The Palm Beach Story
Just talking about rejected suitors (see It Happened One Night and His Girl Friday) compels me to mention this Preston Sturges classic. Claudette Colbert decides to divorce Joel McCrea and to find a millionaire to support McCrea's architectural endeavors. Rudy Vallee is the millionaire, and he's sublime. Mary Astor is his sister, and she falls in love with McCrea. I tell everyone I know who wants to be a screenwriter to watch the scene at the beginning of the movie, where Colbert is stuck in the bathroom with the Wienie King. It's a lesson in specificity.
The Thin Man
One of the only movies about marriage. Of course it's also about drinking. The screenplay is by Frances Goodrich and Albert Hackett, married screenwriters who also wrote It's a Wonderful Life and Seven Brides for Seven Brothers.
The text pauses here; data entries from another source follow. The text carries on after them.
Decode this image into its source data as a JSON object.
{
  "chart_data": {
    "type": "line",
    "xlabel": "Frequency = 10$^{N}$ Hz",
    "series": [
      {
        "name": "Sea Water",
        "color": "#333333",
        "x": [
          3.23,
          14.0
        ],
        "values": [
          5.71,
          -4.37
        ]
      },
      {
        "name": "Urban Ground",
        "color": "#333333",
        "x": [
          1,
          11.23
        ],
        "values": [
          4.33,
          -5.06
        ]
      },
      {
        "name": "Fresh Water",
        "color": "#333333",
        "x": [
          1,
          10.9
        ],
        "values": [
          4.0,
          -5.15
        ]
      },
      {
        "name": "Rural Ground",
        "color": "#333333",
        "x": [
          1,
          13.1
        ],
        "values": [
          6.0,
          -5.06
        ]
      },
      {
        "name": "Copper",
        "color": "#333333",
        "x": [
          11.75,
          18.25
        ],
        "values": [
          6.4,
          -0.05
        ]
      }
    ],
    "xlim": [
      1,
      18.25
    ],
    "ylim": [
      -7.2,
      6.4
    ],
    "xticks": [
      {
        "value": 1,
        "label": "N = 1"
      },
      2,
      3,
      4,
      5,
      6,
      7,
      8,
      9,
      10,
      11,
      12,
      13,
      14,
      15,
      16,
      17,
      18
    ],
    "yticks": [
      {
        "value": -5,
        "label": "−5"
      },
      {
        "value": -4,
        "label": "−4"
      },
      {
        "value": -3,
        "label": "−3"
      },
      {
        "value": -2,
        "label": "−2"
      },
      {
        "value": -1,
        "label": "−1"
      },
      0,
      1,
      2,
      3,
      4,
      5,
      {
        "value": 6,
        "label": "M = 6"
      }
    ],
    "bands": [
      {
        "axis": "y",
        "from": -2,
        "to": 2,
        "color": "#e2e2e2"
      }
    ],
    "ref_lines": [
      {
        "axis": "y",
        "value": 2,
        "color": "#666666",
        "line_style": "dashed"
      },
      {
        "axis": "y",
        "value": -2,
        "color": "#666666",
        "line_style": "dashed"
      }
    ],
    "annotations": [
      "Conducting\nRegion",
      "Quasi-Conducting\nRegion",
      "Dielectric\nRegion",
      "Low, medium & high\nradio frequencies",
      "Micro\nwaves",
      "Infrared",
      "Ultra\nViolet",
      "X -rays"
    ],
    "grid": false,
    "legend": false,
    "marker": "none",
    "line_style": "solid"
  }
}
They took the Dashiell Hammett novel and made a movie that made everyone believe you could live happily ever after–especially if there's a plot. Starring Myrna Loy and William Powell.
The Apartment
Shirley MacLaine and Jack Lemmon and a gin game. This movie is (I think) the first to use what's now become a staple of romantic-comedy endings, the "R" scene. "R" stands for running, of course. It was one of the rare comedies to win the Best Picture Oscar—MacLaine and Lemmon should have won, too. Billy Wilder directed, from his script with I.A.L. Diamond. The ending is heavenly.
Charade
"Do you know what’s wrong with you?" Audrey Hepburn says to Cary Grant in this Stanley Donen-Peter Stone classic. "What?" says Grant. "Absolutely nothing," she says. With Walter Matthau, before he became a leading man. Once again, there’s a plot, which always helps: This is a mystery and a love story.
Splash
It's harder and harder to think of obstacles that stand in the way of love, but Splash comes up with an awfully good one: She's a fish. Daryl Hannah plays the mermaid who names herself after an avenue and eats the whole lobster. Among the movie's long-lasting effects: the popularity of the name Madison. Tom Hanks is the guy. John Candy plays Hanks' brother, and the scenes between the two of them are terrific. There's a famous R scene, and it ends up in the water. Directed by Ron Howard, with a story by Bruce Jay Friedman.
Hannah and Her Sisters
One of Woody Allen's several masterpieces, a brilliant tapestry of interwoven stories. It's not strictly a romantic movie, but the scene at the end in Tower Records between Dianne Wiest and Allen is one of the greatest falling-in-love scenes ever filmed. And if you have sisters, the movie feels absolutely autobiographical, even if it's never crossed your mind to sleep with your sister's husband.
Casablanca
How many times can you see it? Never enough.
Sense & Sensibility
A lot of Jane Austen movies founder on the fact that the plot almost always includes a letter that changes everything. It's hard to do letters in movies. But in this one, everything works. At the end, Emma Thompson bursts into tears, and you will too. Unless you have a heart of stone. In which case, why are you reading this?